Prompt engineering is a product discipline. The most impactful changes to user experience quality came not from model changes but from prompt refinements. The response budget rules — 90 words by default, 55 at night, 70 when stressed — transformed user perception of response quality by eliminating verbosity that caused users to stop reading.
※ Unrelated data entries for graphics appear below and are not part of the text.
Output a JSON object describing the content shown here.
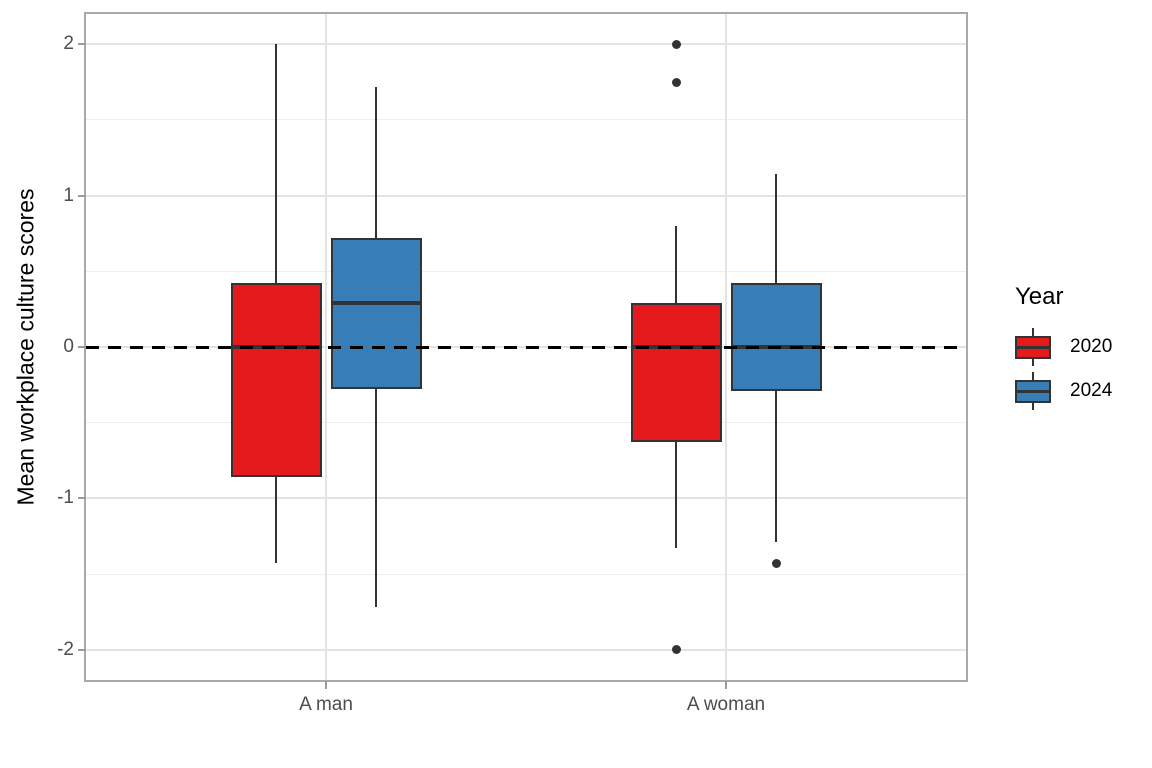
{
  "chart_data": {
    "type": "boxplot",
    "title": "",
    "xlabel": "",
    "ylabel": "Mean workplace culture scores",
    "categories": [
      "A man",
      "A woman"
    ],
    "y_ticks": [
      2,
      1,
      0,
      -1,
      -2
    ],
    "ylim": [
      -2.2,
      2.2
    ],
    "grid": {
      "major": [
        -2,
        -1,
        0,
        1,
        2
      ],
      "minor": [
        -1.5,
        -0.5,
        0.5,
        1.5
      ]
    },
    "reference_line": {
      "y": 0,
      "style": "dashed",
      "color": "#000000"
    },
    "legend": {
      "title": "Year",
      "position": "right",
      "entries": [
        {
          "label": "2020",
          "color": "#e41a1c"
        },
        {
          "label": "2024",
          "color": "#377eb8"
        }
      ]
    },
    "series": [
      {
        "name": "2020",
        "color": "#e41a1c",
        "boxes": [
          {
            "category": "A man",
            "whisker_low": -1.43,
            "q1": -0.86,
            "median": 0.0,
            "q3": 0.42,
            "whisker_high": 2.0,
            "outliers": []
          },
          {
            "category": "A woman",
            "whisker_low": -1.33,
            "q1": -0.63,
            "median": 0.0,
            "q3": 0.29,
            "whisker_high": 0.8,
            "outliers": [
              2.0,
              1.75,
              -2.0
            ]
          }
        ]
      },
      {
        "name": "2024",
        "color": "#377eb8",
        "boxes": [
          {
            "category": "A man",
            "whisker_low": -1.72,
            "q1": -0.28,
            "median": 0.29,
            "q3": 0.72,
            "whisker_high": 1.72,
            "outliers": []
          },
          {
            "category": "A woman",
            "whisker_low": -1.29,
            "q1": -0.29,
            "median": 0.0,
            "q3": 0.42,
            "whisker_high": 1.14,
            "outliers": [
              -1.43
            ]
          }
        ]
      }
    ]
  },
  "style": {
    "background": "#ffffff",
    "panel_border": "#a9a9a9",
    "grid_major": "#e3e3e3",
    "grid_minor": "#efefef",
    "axis_text": "#4d4d4d",
    "axis_title": "#000000",
    "tick_mark": "#9a9a9a",
    "box_stroke": "#333333",
    "outlier": "#333333"
  }
}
Circuit breakers need Redis from day one for cost-critical services. In-memory is fine for rate limiting. It is not fine for services where failure causes financial harm.
Feature flags as infrastructure. Adding FEATURE_* env-validated flags from the beginning allowed merging incomplete features without impacting users. The discipline of never shipping untested features without a flag gate dramatically improved stability.
Graceful degradation must be designed in, not bolted on. The pattern of "try AI, fall back to a safe default" appears in emergency mode, TTS, sleep guardrails, and the chat circuit breaker. In every case, the fallback path was a first-class engineering task. For a product parents rely on at 3 AM with a sick infant, "error screen" is not an acceptable outcome.
Admin tooling is an engineering multiplier. Every bug debuggable in the admin panel was a bug that didn't need a developer. Every prompt change made by a product manager through the Prompt Studio was a developer not deployed for a prompt update.
What We Would Do Differently
Distributed rate limiting from day one. The current in-memory rate limiter is explicitly marked as "not cluster-safe." Redis-backed rate limiting (sliding window with sorted sets) should be in place before any horizontal scaling attempt.
Structured logging. A structured logging library (Pino or Winston) with consistent log levels, request correlation IDs, and structured fields would make production debugging significantly faster. Sentry captures exceptions, but non-error observability is sparse.
Cron as a service. The setInterval crons in index.ts are vulnerable to double-execution in a multi-instance deployment and have no visibility. A dedicated cron service (pg-boss, Inngest, or a serverless scheduler) would be safer and more observable.
Request/response contracts. The API surface spans 30+ domains with no machine-readable contract. Generating an OpenAPI spec from Zod schemas would enable automatic SDK generation, contract testing, and documentation without additional manual work.
Context caching for AI calls. Per-request context assembly makes multiple database reads on every AI chat message. A short-TTL per-baby context cache would reduce database load significantly at scale without meaningfully affecting response quality.
Event sourcing for the timeline. The timeline reconstructs a chronological feed from multiple source tables. An event log pattern — all domain events written to a unified timeline_events table — would make timeline queries a single indexed read instead of a fan-out across N tables.